The spray delivery system worked through skin osmosis, and those attachments were easily removed. So were the twin tubes at the corner of Guest’s closed mouth and the sensor at his left eyeball. The harness that held and rotated Guest’s body ought to be easy, too; she could just undo the straps. The urethral catheter would be straightforward, and the anal peristaltic activator was already uncoupled from the body. Guest was lucky. Had the gamma pulse arrived during the once-a-month period when that device was in the rectum and operating, he would now undoubtedly be dead.

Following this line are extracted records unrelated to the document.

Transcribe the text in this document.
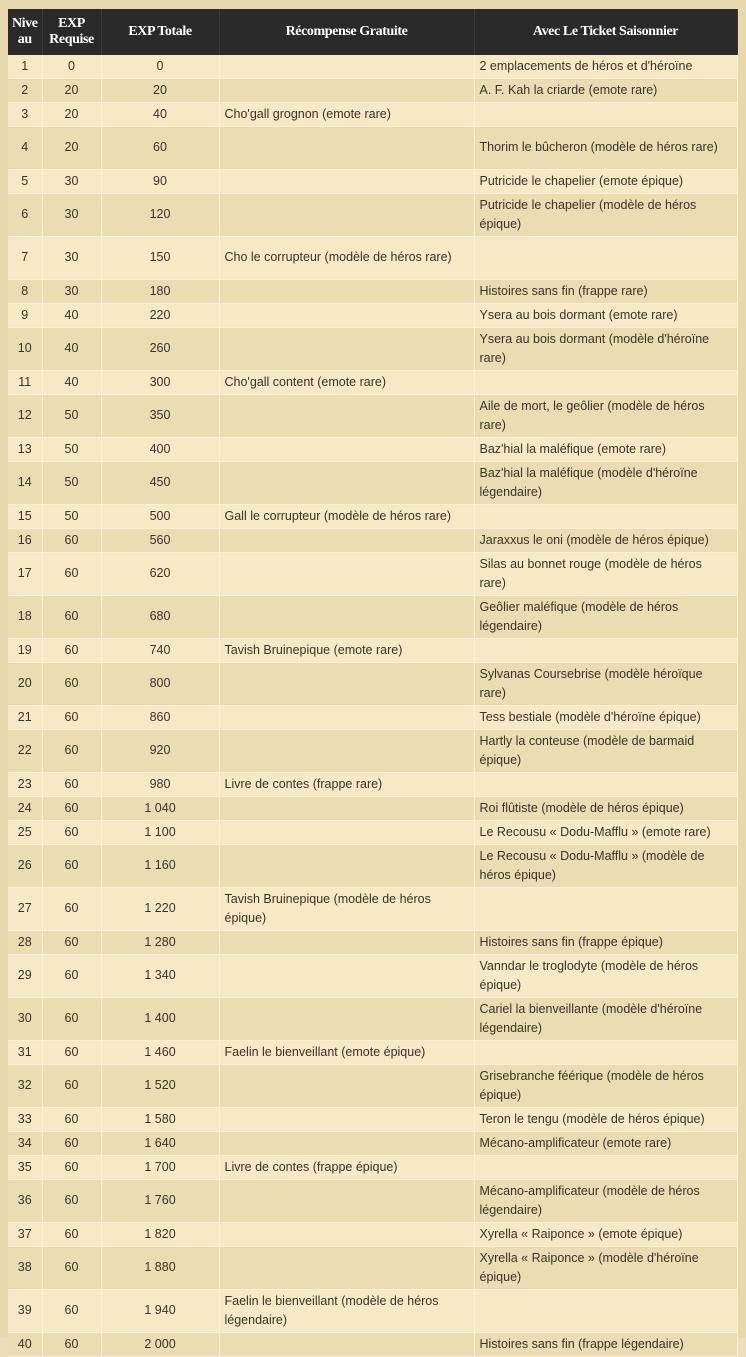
Nive au	EXP Requise	EXP Totale	Récompense Gratuite	Avec Le Ticket Saisonnier
1	0	0		2 emplacements de héros et d'héroïne
2	20	20		A. F. Kah la criarde (emote rare)
3	20	40	Cho'gall grognon (emote rare)	
4	20	60		Thorim le bûcheron (modèle de héros rare)
5	30	90		Putricide le chapelier (emote épique)
6	30	120		Putricide le chapelier (modèle de héros épique)
7	30	150	Cho le corrupteur (modèle de héros rare)	
8	30	180		Histoires sans fin (frappe rare)
9	40	220		Ysera au bois dormant (emote rare)
10	40	260		Ysera au bois dormant (modèle d'héroïne rare)
11	40	300	Cho'gall content (emote rare)	
12	50	350		Aile de mort, le geôlier (modèle de héros rare)
13	50	400		Baz'hial la maléfique (emote rare)
14	50	450		Baz'hial la maléfique (modèle d'héroïne légendaire)
15	50	500	Gall le corrupteur (modèle de héros rare)	
16	60	560		Jaraxxus le oni (modèle de héros épique)
17	60	620		Silas au bonnet rouge (modèle de héros rare)
18	60	680		Geôlier maléfique (modèle de héros légendaire)
19	60	740	Tavish Bruinepique (emote rare)	
20	60	800		Sylvanas Coursebrise (modèle héroïque rare)
21	60	860		Tess bestiale (modèle d'héroïne épique)
22	60	920		Hartly la conteuse (modèle de barmaid épique)
23	60	980	Livre de contes (frappe rare)	
24	60	1 040		Roi flûtiste (modèle de héros épique)
25	60	1 100		Le Recousu « Dodu-Mafflu » (emote rare)
26	60	1 160		Le Recousu « Dodu-Mafflu » (modèle de héros épique)
27	60	1 220	Tavish Bruinepique (modèle de héros épique)	
28	60	1 280		Histoires sans fin (frappe épique)
29	60	1 340		Vanndar le troglodyte (modèle de héros épique)
30	60	1 400		Cariel la bienveillante (modèle d'héroïne légendaire)
31	60	1 460	Faelin le bienveillant (emote épique)	
32	60	1 520		Grisebranche féérique (modèle de héros épique)
33	60	1 580		Teron le tengu (modèle de héros épique)
34	60	1 640		Mécano-amplificateur (emote rare)
35	60	1 700	Livre de contes (frappe épique)	
36	60	1 760		Mécano-amplificateur (modèle de héros légendaire)
37	60	1 820		Xyrella « Raiponce » (emote épique)
38	60	1 880		Xyrella « Raiponce » (modèle d'héroïne épique)
39	60	1 940	Faelin le bienveillant (modèle de héros légendaire)	
40	60	2 000		Histoires sans fin (frappe légendaire)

The six IVs were another matter. They entered veins at both elbows, at the hips, above the navel, and on one side of the neck. The skin around the six slender tubes was red and slightly puffy. She wasn’t sure how to remove them to do the least damage.
One of the two backs she was standing on moved a little under her foot. “How’s it goin’ up there?” Seth said from his head-down position below her. “You makin’ progress?”
“I’m going as fast as I can. I don’t want to kill him.”
“That’s all very well.” It was Art, wheezy and muffled. “But you’re damn near killing us. You should have taken your boots off.”
“A bit late to tell me. Hang in there.” Dana made her decision. She had hesitated because she wasn’t sure what to do. Waiting added no information. She unstrapped the harness and opened it, then pulled out the urethral catheter. It seemed to come out forever, but maybe that was normal for a man. Oliver Guest would probably scream the next time he had to pee. From everything she had heard, he deserved that and worse.
The IVs gave the most cause for concern. She tugged delicately at the one in his left elbow vein, and it didn’t move.
No time for niceties. She yanked harder until it came free.
Blood? She bent low. A few drops but nothing to worry about. They would wipe him later, once he was off the drawer.
She removed the other IVs, wincing a bit when the tube in his navel came out snaking and bloodied for a foot and a half. Where had it been connected, and what did it deliver or remove?
Oliver Guest should be able to tell her, he was a doctor. But first he had to survive and waken from the coma. Was there any change in the infinitesimal rise and fall of the chest? She couldn’t see one, though in principle the process of awakening had already begun.